Ada - 2000

 

Artist Statement

Jacquard weaving, Ada Lovelace, Cyborgs and Constructing Nature


I have long been interested in the relationship between ‘nature’, and ‘constructed or designed nature’, seen in traditional floral patterns, specifically ornate Rococo imagery with floral motives during the 17th and 18th century. A similar tension exists in our current concern with the ‘real’ and the ‘virtual realities’.


My interest in Jacquard weaving started in 1997 with Ada Lovelace’s quote: “The Analytical Engine weaves algebraic patterns just as the Jacquard loom weaves flowers and leaves”. Ada’s unique background in art and science, poetry and mathematics (her father was Byron and her mother a mathematician), reflects my own interests in science, art and language. Ada was educated in mathematics and collaborated with Charles Babbage, who invented the 'Analytical Engine' in 1843. It never quite worked, but contained the basic operating principles used by computers. Ada translated a text by Manabrea and her notes, which took up more space than the original text; it contained the above quote and the first instances of written software. She discusses the process derived from the Jacquard loom, which uses punched cards to store and process complex information as zeros and ones.


This lead to my interest in working with patterns of ‘flowers and leaves’ in my hand-woven textiles, that are produced with the help of computer technology. The Jacquard loom was central to the industrial development in 1804 and represents art made possible through science, as well as the limitations of technology. Developed as part of the Industrial revolution, the Jacquard loom caused obvious labour problems. Ned Ludd was a Lancashire weaver who protested fought the use of the new machinery and left us the term 'luddite'. Textiles brought back to Europe from Asia during the 18th century, created a demand for local production of elaborate woven floral designs. Textiles play an important economic role historically and still today; they reflect cultural exchanges, colonial relationships, cause trade wars and labour problems. Crafts and contemporary weaving are often associated with ‘traditions’ and often a romantic view of a past, lost forever. Working with ones hands holds many of the same desires associated with a desire for untainted nature. In reality, textiles have often lead innovation and technological change.

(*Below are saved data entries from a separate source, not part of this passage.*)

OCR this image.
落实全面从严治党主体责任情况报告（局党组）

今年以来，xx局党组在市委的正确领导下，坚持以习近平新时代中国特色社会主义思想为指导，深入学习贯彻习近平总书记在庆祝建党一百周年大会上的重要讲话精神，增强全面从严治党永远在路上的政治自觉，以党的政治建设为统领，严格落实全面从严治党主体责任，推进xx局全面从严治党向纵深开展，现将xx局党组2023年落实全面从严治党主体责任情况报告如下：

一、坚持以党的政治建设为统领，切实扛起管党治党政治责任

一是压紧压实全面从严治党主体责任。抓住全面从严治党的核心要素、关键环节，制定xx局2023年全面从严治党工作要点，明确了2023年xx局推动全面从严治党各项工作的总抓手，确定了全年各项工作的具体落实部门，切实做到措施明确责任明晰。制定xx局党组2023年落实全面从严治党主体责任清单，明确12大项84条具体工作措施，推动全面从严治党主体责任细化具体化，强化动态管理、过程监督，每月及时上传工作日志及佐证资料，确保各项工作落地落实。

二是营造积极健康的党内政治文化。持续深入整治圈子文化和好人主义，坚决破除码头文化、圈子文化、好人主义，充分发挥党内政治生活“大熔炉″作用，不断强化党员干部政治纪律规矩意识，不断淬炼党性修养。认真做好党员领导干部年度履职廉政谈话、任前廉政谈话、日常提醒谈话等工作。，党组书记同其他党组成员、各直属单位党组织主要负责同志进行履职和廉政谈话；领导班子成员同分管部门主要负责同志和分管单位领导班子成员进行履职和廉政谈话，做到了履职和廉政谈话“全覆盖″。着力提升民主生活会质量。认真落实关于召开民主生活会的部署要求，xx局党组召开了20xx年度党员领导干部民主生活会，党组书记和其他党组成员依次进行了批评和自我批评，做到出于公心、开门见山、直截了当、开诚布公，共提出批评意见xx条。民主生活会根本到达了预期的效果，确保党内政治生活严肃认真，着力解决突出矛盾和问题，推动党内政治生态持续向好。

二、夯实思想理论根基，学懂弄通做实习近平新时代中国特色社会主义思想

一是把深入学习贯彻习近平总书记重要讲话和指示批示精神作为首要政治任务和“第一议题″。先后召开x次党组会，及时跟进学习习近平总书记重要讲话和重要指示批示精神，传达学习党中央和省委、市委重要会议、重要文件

I am also interested in exploring issues of ‘decoration’ and its relationship to the ‘feminine’ reflected textiles. I use Muybridge’s images from the 19th century, which show women doing mostly domestic or mundane tasks. For me they explore/contradict various assumptions between nature, culture and technology as gendered fields as well as many Victorian assumptions. Muybridge’s images are both beautiful and poignant, but they also represent conflicting images of women, exploited as an image and a worker.


And lastly, the definitions of ‘nature’ reveal a range of contradictory meanings. Nature often suggests that which is separate from human activity and is used to project desires seemingly unattainable, thus “nature becomes romanticized, patronized and forever the passive recipient of our desires”. Donna Harraway in the Cyborg Manifesto proposes more fluid boundaries between humans, animals and machines instead of defining them as oppositional or binary positions. She suggests: "We are all chimeras, theorized and fabricated hybrids of machine and organism; in short we are Cyborg” and "The Cyborg myth subverts myriad organic wholes, in short, the certainty of what counts as nature - as a source of insight and promise of innocence - is undermined, probably fatally.” (from the Cyborg Manifesto).


Computers and weaving have also been connected in Sadie Plant's essay: The Future Loom: Weaving Women and Cybernetics' and her book ‘Zeros and Ones’, which discuss weaving as digital processing of data. Weaving, of course, is, and always has been a digital process.